Они отправились вдоль реки в сторону городского пляжа. Дождь давно закончился, и солнце, пробивая себе дорогу из дальнего космоса, уже набрасывало свои теплые лучи и свет в сторону малюсеньких людей. В огромном городе всегда находились чудаки, которые утром приходили на реку купаться. Но подойдя к пляжу, Малика и Елена увидели целую толпу людей, стоявших вместе вдоль парапета набережной и ожидавших чего-то. Они смотрели по сторонам, выискивая кого-то. Совсем неожиданно, со стороны, появился молодой юноша. Он был худ, высок и строен. Его длинные волосы были собраны в классическом затылочном узле не голове и перевязаны цветным шнурком. На шее, на обыкновенной веревке висел металлический Анкх, отшлифованный и начищенный до блеска серебряной посуды. Он был без обуви и шагал босиком, не обращая внимания на сотню человек, внимательно наблюдающих за ним с парапета. У некоторых даже были с собой фотоаппараты, и люди следили за ним как за диковинным явлением.

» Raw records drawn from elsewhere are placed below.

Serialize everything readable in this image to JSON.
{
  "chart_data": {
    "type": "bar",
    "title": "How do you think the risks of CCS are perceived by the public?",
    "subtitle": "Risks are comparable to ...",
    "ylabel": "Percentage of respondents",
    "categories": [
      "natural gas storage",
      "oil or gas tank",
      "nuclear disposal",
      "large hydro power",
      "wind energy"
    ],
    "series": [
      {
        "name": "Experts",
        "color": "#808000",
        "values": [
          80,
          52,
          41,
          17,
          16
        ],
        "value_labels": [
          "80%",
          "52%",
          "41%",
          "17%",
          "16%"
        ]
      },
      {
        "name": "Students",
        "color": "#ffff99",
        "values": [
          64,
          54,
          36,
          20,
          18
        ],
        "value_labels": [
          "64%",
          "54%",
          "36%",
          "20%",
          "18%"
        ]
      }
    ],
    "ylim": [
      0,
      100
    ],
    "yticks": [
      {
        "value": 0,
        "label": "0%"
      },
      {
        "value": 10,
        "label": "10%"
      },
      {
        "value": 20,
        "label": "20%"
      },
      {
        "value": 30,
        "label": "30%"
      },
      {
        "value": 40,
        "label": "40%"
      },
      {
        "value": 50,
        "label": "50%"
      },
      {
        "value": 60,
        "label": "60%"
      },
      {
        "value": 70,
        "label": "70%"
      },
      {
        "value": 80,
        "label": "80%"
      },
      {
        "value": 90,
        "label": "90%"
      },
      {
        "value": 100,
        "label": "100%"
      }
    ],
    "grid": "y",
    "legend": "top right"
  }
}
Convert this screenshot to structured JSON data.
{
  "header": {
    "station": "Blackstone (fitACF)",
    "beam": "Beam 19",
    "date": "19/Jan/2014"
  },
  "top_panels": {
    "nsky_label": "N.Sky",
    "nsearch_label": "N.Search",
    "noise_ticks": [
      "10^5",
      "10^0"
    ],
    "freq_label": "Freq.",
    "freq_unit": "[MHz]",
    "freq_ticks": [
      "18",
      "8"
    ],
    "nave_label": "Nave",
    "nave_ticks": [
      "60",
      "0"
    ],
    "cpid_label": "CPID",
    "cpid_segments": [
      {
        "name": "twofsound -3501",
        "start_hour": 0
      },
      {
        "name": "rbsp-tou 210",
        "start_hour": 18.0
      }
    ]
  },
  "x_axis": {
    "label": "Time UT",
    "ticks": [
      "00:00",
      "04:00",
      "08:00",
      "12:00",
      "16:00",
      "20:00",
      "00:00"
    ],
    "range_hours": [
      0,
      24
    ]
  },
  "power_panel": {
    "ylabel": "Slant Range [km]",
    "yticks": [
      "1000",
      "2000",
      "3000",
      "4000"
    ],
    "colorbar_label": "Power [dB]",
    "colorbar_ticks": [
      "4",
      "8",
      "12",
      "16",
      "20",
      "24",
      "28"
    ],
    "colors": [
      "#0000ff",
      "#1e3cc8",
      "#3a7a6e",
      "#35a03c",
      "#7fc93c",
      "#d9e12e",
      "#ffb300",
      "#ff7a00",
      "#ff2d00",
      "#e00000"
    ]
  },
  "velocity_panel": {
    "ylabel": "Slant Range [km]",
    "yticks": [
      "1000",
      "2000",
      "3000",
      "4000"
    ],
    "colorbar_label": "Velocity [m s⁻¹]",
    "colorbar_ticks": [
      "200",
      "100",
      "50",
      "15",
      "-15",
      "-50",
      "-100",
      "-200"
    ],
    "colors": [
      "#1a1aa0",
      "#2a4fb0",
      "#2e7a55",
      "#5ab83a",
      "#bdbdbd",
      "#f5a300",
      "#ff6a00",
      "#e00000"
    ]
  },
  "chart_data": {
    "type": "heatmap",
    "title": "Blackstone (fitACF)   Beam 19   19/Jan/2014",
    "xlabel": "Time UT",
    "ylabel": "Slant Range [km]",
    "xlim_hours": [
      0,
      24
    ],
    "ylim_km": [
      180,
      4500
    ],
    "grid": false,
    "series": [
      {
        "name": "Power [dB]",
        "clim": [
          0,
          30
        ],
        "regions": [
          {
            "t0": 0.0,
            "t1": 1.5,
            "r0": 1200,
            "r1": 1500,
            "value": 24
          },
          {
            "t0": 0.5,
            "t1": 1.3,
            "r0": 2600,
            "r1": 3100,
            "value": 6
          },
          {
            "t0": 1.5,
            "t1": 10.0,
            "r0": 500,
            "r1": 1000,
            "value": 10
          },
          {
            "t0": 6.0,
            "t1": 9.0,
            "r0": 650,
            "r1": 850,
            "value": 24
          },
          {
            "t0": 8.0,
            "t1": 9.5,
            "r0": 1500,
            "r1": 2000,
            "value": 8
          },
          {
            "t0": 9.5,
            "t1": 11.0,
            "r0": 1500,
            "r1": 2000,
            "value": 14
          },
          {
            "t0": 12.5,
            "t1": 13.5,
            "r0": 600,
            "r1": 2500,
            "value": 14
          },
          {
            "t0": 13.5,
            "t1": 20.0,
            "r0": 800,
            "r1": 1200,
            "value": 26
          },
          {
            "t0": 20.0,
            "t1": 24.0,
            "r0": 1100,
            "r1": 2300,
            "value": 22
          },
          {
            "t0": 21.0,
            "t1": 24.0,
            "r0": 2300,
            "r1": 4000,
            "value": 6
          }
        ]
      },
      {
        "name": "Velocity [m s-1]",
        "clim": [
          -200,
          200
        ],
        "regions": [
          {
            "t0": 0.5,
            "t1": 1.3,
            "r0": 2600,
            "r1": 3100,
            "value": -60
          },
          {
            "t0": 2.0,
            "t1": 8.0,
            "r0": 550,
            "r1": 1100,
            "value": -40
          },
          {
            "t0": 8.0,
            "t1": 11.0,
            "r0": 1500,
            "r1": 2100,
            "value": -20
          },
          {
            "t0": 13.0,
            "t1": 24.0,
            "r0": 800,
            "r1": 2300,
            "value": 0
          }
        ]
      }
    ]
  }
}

Парень шел, высоко подняв голову, он был только в заношенных шортах цвета хаки и с голым торсом. Его острый кадык украшал необычно удлиненную шею. Странные и большие зеленые глаза напоминали образ ночного лемура, только небритого уже пять дней. Между двумя седыми бровями была нарисована красная полоска. В руках он держал диджериду из желтого дерева, многократно выеденного термитами изнутри и старенький коврик с арабской вязью. Он направлялся к воде со своими мыслями и неизвестной никому жизнью. Бросив мимолетный взгляд на Малику, он едва кивнул ей головой и направился поближе к воде. Расстелив коврик у воды и поставив диджериду с тотемными изображениями рядом, он снял хаки шорты и, оставшись в одном тряпичном лоскуте, сел в позу лотоса. Толпа на набережной перестала переговариваться. Сбоку подъехал мытый черный «мерседес» и оттуда, быстро цокая каблуками, выскочила крашеная блондинка с озабоченным лицом, боясь пропустить главное. Несколько человек обернулись в ее сторону и зашипели, призывая громко не топать земными каблуками и соблюдать тишину. Толпа замерла, наполняясь все новыми и новыми прибывшими людьми. Сообщество людей наблюдало, играя в молчанку.